A careful road has to be followed – unless you live in cuckooland, you will understand that we need mines and power stations and stuff. Right now in South Africa, there is a need for a large power station/s which can supply peak power for short periods. This is the Risk Mitigation Independent Power Producer Procurement Programme (RMIPPPP). It has been delayed from the start. These power producers generally use diesel or gas turbine generators and can be started and run up to full load in less than an hour. The way this country works is that anybody who gets approval to build and own these will make a fortune and has to be seriously politically connected to smooth the way for all the government approvals. In the last year, into this pool swam the powerships.

From The Argus: “Karpowership was selected as one of the preferred bidders under the RMIPPPP, which is aimed at alleviating South Africa’s near-term electricity supply crisis by fast-tracking 2 GW of new capacity. The Turkish firm was appointed to provide 1.22 GW . . . over 20 years using gas-fired powerships berthed at Coega, as well as Richards Bay, in KwaZulu-Natal, and Saldanha Bay, in the Western Cape.

“Karpowership lodged an appeal on July 13 against the Department of Forestry, Fisheries and the Environment’s (DFFE’s) rejection of its application for environmental permission. The DFFE had a maximum of 50 days to make a final decision on the appeal if no external expert was appointed to review the matter. That 50-day period ended on November 5.

“But the DFFE has told The Argus that it was in the process of appointing an independent expert to assist Minister Barbara Creecy in making a decision. As soon as the appointment process is finalised, the expert will have ten days to consider the appeal and make recommendations in respect thereof.”
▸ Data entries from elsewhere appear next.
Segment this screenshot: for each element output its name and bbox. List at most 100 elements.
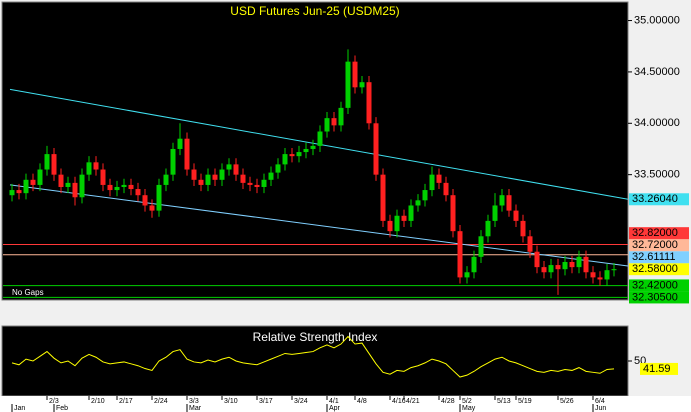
x-tick-label: 3/3 — [189, 398, 199, 405]
value-tag-label: 32.58000 — [632, 263, 678, 275]
y-tick-label: 34.00000 — [634, 117, 680, 129]
candle-body — [296, 152, 302, 157]
candle-body — [324, 118, 330, 132]
candle-body — [310, 145, 316, 149]
x-tick-label: 2/10 — [91, 398, 105, 405]
candle-body — [247, 182, 253, 185]
candle-body — [471, 256, 477, 273]
candle-body — [240, 174, 246, 183]
candle-body — [373, 123, 379, 175]
value-tag-label: 32.82000 — [632, 227, 678, 239]
candle-body — [261, 179, 267, 187]
candle-body — [37, 169, 43, 185]
value-tag — [629, 251, 689, 264]
candle-body — [170, 148, 176, 175]
candle-body — [499, 195, 505, 206]
candle-body — [282, 154, 288, 165]
candle-body — [450, 195, 456, 232]
value-tag — [629, 193, 689, 206]
candle-body — [79, 174, 85, 198]
candle-body — [23, 179, 29, 194]
candle-body — [86, 162, 92, 175]
value-tag-label: 32.30500 — [632, 291, 678, 303]
candle-body — [506, 195, 512, 211]
price-panel — [1, 1, 629, 301]
candle-body — [436, 174, 442, 183]
candle-body — [289, 154, 295, 157]
month-label: May — [462, 405, 476, 412]
y-tick-label: 35.00000 — [634, 14, 680, 26]
rsi-line — [11, 335, 615, 378]
candle-body — [156, 184, 162, 211]
candle-body — [177, 138, 183, 149]
x-tick-label: 4/8 — [357, 398, 367, 405]
candle-body — [555, 265, 561, 270]
candle-body — [478, 236, 484, 257]
candle-body — [541, 267, 547, 273]
candle-body — [590, 272, 596, 278]
value-tag — [629, 239, 689, 252]
candle-body — [233, 164, 239, 175]
value-tag-label: 32.61111 — [632, 251, 675, 263]
candle-body — [401, 215, 407, 221]
candle-body — [149, 205, 155, 211]
candle-body — [100, 169, 106, 185]
x-tick-label: 2/3 — [49, 398, 59, 405]
month-label: Apr — [329, 405, 341, 412]
value-tag-label: 33.26040 — [632, 193, 678, 205]
candle-body — [429, 174, 435, 191]
value-tag-label: 32.72000 — [632, 239, 678, 251]
candle-body — [275, 164, 281, 173]
x-tick-label: 6/4 — [595, 398, 605, 405]
value-tag — [629, 227, 689, 240]
x-tick-label: 5/2 — [462, 398, 472, 405]
candle-body — [422, 190, 428, 201]
rsi-value-label: 41.59 — [643, 363, 671, 375]
candle-body — [163, 174, 169, 185]
candle-body — [611, 269, 617, 271]
note: No Gaps — [12, 288, 44, 297]
month-label: Jun — [595, 405, 606, 412]
candle-body — [464, 272, 470, 278]
candle-body — [520, 220, 526, 237]
candle-body — [114, 186, 120, 191]
candle-body — [513, 210, 519, 221]
candle-body — [345, 61, 351, 108]
x-tick-label: 5/19 — [518, 398, 532, 405]
candle-body — [184, 138, 190, 170]
candle-body — [408, 205, 414, 221]
candle-body — [583, 256, 589, 273]
value-tag — [629, 263, 689, 276]
x-tick-label: 3/10 — [224, 398, 238, 405]
candle-body — [604, 270, 610, 280]
candle-body — [352, 61, 358, 88]
candle-body — [394, 215, 400, 232]
candle-body — [219, 169, 225, 180]
candle-body — [492, 205, 498, 221]
candle-body — [597, 277, 603, 280]
candle-body — [268, 172, 274, 180]
value-tag — [629, 279, 689, 292]
candle-body — [485, 220, 491, 237]
candle-body — [72, 182, 78, 198]
candle-body — [254, 184, 260, 187]
candle-body — [415, 200, 421, 206]
candle-body — [576, 256, 582, 268]
candle-body — [205, 174, 211, 185]
value-tag-label: 32.42000 — [632, 279, 678, 291]
x-tick-label: 4/16 — [392, 398, 406, 405]
candle-body — [387, 220, 393, 232]
candle-body — [457, 231, 463, 278]
x-tick-label: 5/13 — [497, 398, 511, 405]
candle-body — [9, 190, 15, 196]
x-tick-label: 3/24 — [294, 398, 308, 405]
candle-body — [198, 179, 204, 185]
candle-body — [534, 251, 540, 268]
candle-body — [527, 236, 533, 252]
candle-body — [569, 261, 575, 268]
rsi-title: Relative Strength Index — [253, 330, 378, 344]
candle-body — [65, 182, 71, 187]
candle-body — [44, 154, 50, 170]
rsi-panel — [1, 325, 629, 397]
candle-body — [303, 148, 309, 153]
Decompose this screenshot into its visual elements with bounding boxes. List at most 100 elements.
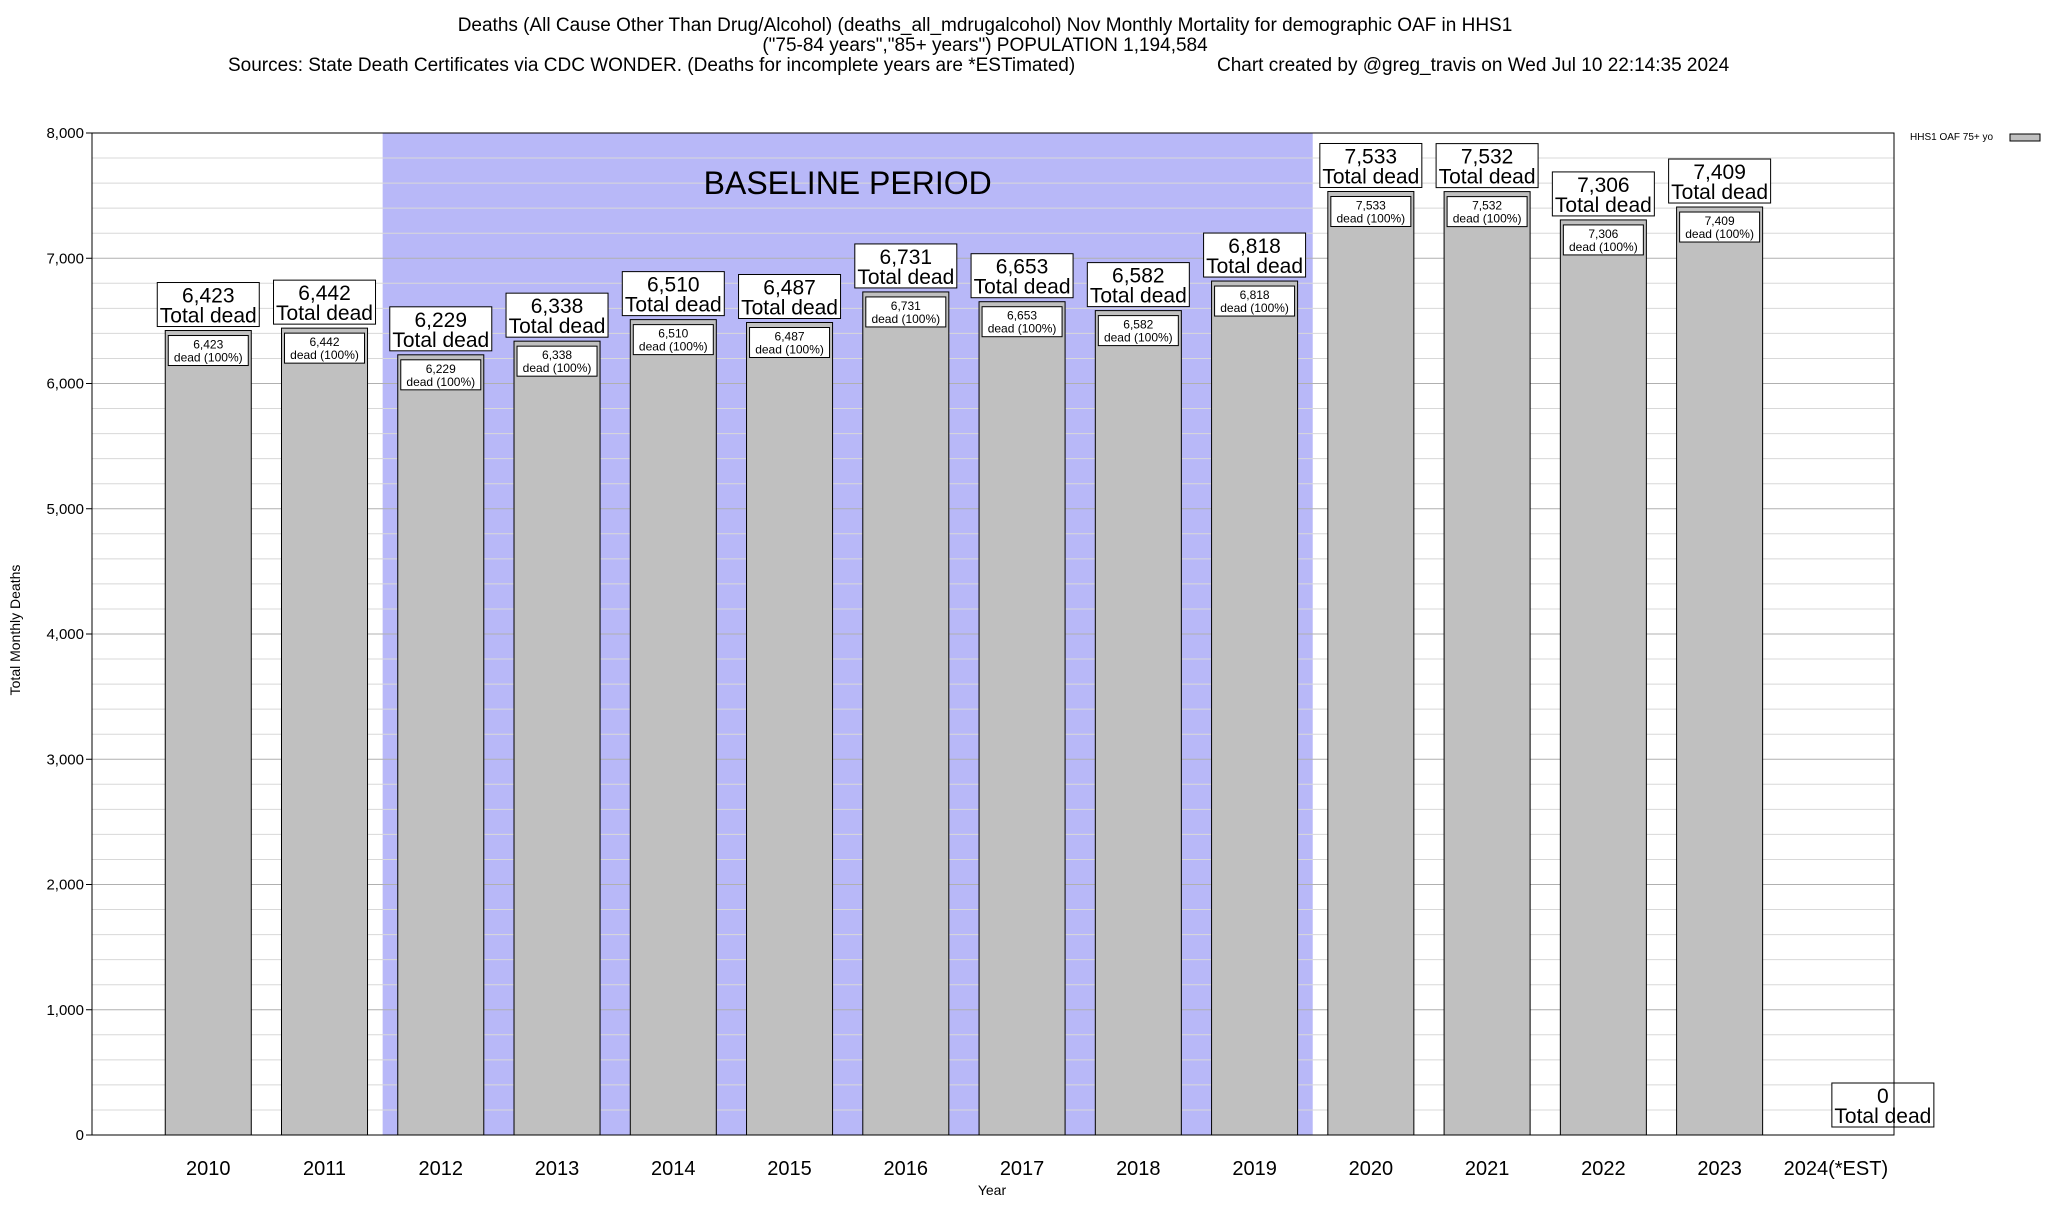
bar-inner-label-box bbox=[167, 335, 249, 367]
bar-total-value: 6,487 bbox=[763, 277, 816, 300]
x-tick-label: 2012 bbox=[419, 1158, 464, 1180]
bar-inner-value: 6,818 bbox=[1240, 288, 1270, 302]
y-tick-label: 5,000 bbox=[46, 501, 84, 518]
bar-total-label-box bbox=[1319, 142, 1423, 188]
bar-inner-percent: dead (100%) bbox=[1336, 211, 1405, 225]
bar bbox=[281, 327, 369, 1136]
x-tick-label: 2019 bbox=[1232, 1158, 1277, 1180]
chart-title: Deaths (All Cause Other Than Drug/Alcoho… bbox=[228, 15, 1730, 76]
bar-total-label-box bbox=[505, 292, 609, 338]
bar-inner-percent: dead (100%) bbox=[1453, 212, 1522, 226]
bar-inner-percent: dead (100%) bbox=[1220, 301, 1289, 315]
bar-inner-label-box bbox=[1562, 224, 1644, 256]
bar-total-value: 6,653 bbox=[996, 256, 1049, 279]
legend-swatch bbox=[2009, 133, 2041, 142]
bar-inner-value: 7,532 bbox=[1472, 199, 1502, 213]
bar-inner-label-box bbox=[1446, 196, 1528, 228]
x-tick-label: 2014 bbox=[651, 1158, 696, 1180]
bar bbox=[513, 340, 601, 1136]
bar-total-suffix: Total dead bbox=[1671, 181, 1768, 204]
bar-total-suffix: Total dead bbox=[1555, 194, 1652, 217]
bar-total-label-box bbox=[1831, 1082, 1935, 1128]
bar-inner-label-box bbox=[1214, 285, 1296, 317]
bar-inner-percent: dead (100%) bbox=[174, 351, 243, 365]
bar-total-suffix: Total dead bbox=[1439, 166, 1536, 189]
bar-total-value: 6,338 bbox=[531, 295, 584, 318]
bar-inner-label-box bbox=[1097, 315, 1179, 347]
bar-inner-percent: dead (100%) bbox=[406, 375, 475, 389]
bar-inner-value: 6,338 bbox=[542, 348, 572, 362]
bar bbox=[1443, 191, 1531, 1136]
x-tick-label: 2020 bbox=[1349, 1158, 1394, 1180]
bar-inner-label-box bbox=[749, 327, 831, 359]
bar-inner-percent: dead (100%) bbox=[755, 343, 824, 357]
bar-total-label-box bbox=[1551, 171, 1655, 217]
bar-total-label-box bbox=[1203, 232, 1307, 278]
bar-inner-value: 6,423 bbox=[193, 338, 223, 352]
bar bbox=[1559, 219, 1647, 1136]
x-tick-label: 2017 bbox=[1000, 1158, 1045, 1180]
bar-inner-label-box bbox=[1330, 195, 1412, 227]
bar-inner-percent: dead (100%) bbox=[290, 348, 359, 362]
bar-total-value: 6,423 bbox=[182, 285, 235, 308]
bar-inner-label-box bbox=[284, 332, 366, 364]
bar bbox=[978, 301, 1066, 1136]
x-tick-label: 2024(*EST) bbox=[1784, 1158, 1889, 1180]
bar-total-label-box bbox=[970, 253, 1074, 299]
bar-total-label-box bbox=[273, 279, 377, 325]
bar-total-value: 7,532 bbox=[1461, 146, 1514, 169]
bar bbox=[397, 354, 485, 1136]
bar-total-label-box bbox=[389, 306, 493, 352]
y-tick-label: 6,000 bbox=[46, 376, 84, 393]
title-line-2: ("75-84 years","85+ years") POPULATION 1… bbox=[762, 35, 1208, 56]
bar bbox=[862, 291, 950, 1136]
x-tick-label: 2013 bbox=[535, 1158, 580, 1180]
bar-inner-value: 6,510 bbox=[658, 327, 688, 341]
bar-total-value: 6,442 bbox=[298, 282, 351, 305]
bar-inner-value: 6,731 bbox=[891, 299, 921, 313]
bar-inner-value: 7,533 bbox=[1356, 198, 1386, 212]
bar-total-value: 7,533 bbox=[1345, 145, 1398, 168]
bar-inner-label-box bbox=[632, 324, 714, 356]
x-tick-label: 2015 bbox=[767, 1158, 812, 1180]
bar-inner-value: 7,409 bbox=[1705, 214, 1735, 228]
bar-inner-value: 6,653 bbox=[1007, 309, 1037, 323]
x-tick-label: 2011 bbox=[303, 1158, 346, 1180]
x-tick-label: 2018 bbox=[1116, 1158, 1161, 1180]
bar-inner-percent: dead (100%) bbox=[1569, 240, 1638, 254]
bar-total-label-box bbox=[621, 271, 725, 317]
bar-inner-value: 7,306 bbox=[1588, 227, 1618, 241]
bar-inner-value: 6,442 bbox=[310, 335, 340, 349]
bar-total-label-box bbox=[854, 243, 958, 289]
title-line-3-credit: Chart created by @greg_travis on Wed Jul… bbox=[1217, 55, 1730, 76]
bar-total-suffix: Total dead bbox=[974, 276, 1071, 299]
bar bbox=[746, 322, 834, 1136]
baseline-period-label: BASELINE PERIOD bbox=[704, 165, 992, 201]
bar-total-value: 6,818 bbox=[1228, 235, 1281, 258]
y-tick-label: 0 bbox=[76, 1127, 84, 1144]
bar-total-value: 0 bbox=[1877, 1085, 1889, 1108]
bar bbox=[1094, 310, 1182, 1136]
bar-total-value: 6,582 bbox=[1112, 265, 1165, 288]
bar-inner-value: 6,229 bbox=[426, 362, 456, 376]
bar-total-label-box bbox=[1668, 158, 1772, 204]
bar-total-label-box bbox=[1435, 143, 1539, 189]
bar-total-suffix: Total dead bbox=[509, 315, 606, 338]
y-tick-label: 1,000 bbox=[46, 1002, 84, 1019]
title-line-1: Deaths (All Cause Other Than Drug/Alcoho… bbox=[458, 15, 1513, 36]
bar-total-value: 6,229 bbox=[414, 309, 467, 332]
bar bbox=[1327, 190, 1415, 1136]
bar-total-suffix: Total dead bbox=[625, 294, 722, 317]
bar-inner-label-box bbox=[981, 306, 1063, 338]
bar-total-value: 6,510 bbox=[647, 274, 700, 297]
bar-inner-value: 6,487 bbox=[775, 330, 805, 344]
x-axis-label: Year bbox=[978, 1182, 1007, 1198]
bar-total-suffix: Total dead bbox=[276, 302, 373, 325]
bar-inner-value: 6,582 bbox=[1123, 318, 1153, 332]
bar-total-value: 7,306 bbox=[1577, 174, 1630, 197]
bar bbox=[1676, 206, 1764, 1136]
y-axis-label: Total Monthly Deaths bbox=[7, 565, 23, 696]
In short, the DFFE is still considering granting approval for these three ships to generate power and noise in marine environments. It’s now some time since November 5 and nothing has happened. But the moving finger writes: We suddenly hear, at the beginning of November 2021, that Shell wants to use marine air guns to explore for hydrocarbons off the Transkei Wild Coast. The Wild Coast. So, we all get together and pass the hat and burn the midnight oil and get this plan stopped without any assistance from the DFFE, which seems to conclude that the Shell environmental management plan, which states that marine life will suffer injury or mortality, is okay and not subject to its approval. And then still further, the seismic exploration ship, The M/V BGP Pioneer, suddenly puts to sea and starts seismic surveys, again without any DFFE response. So, we all get together and pass the hat and burn the midnight oil and get this plan stopped.

What does the DFFE do? It proposes amendments to the National Environmental Management Act (NEMA), which mean that it will be much more difficult to appeal environmental-impact assessments under the Act. You won’t be free to make your own submissions to environmental decision-making processes, such as NEMA appeals. Henceforth, generally, you will have to employ a registered environmental assessment professional (EAP).The requirement to appoint an EAP makes the processes more complex, expensive, and nullifies public participation. Those who cannot afford a registered EAP will be effectively excluded from these public participation processes.

It reminds me of Eskom and all the dodgy stuff. What is the problem with Creecy? She wants to make sure we stuff up the environment good and proper. What a shame she can’t choose the high road but has to grub-sniff around with the corrupt and greedy. What a darn shame.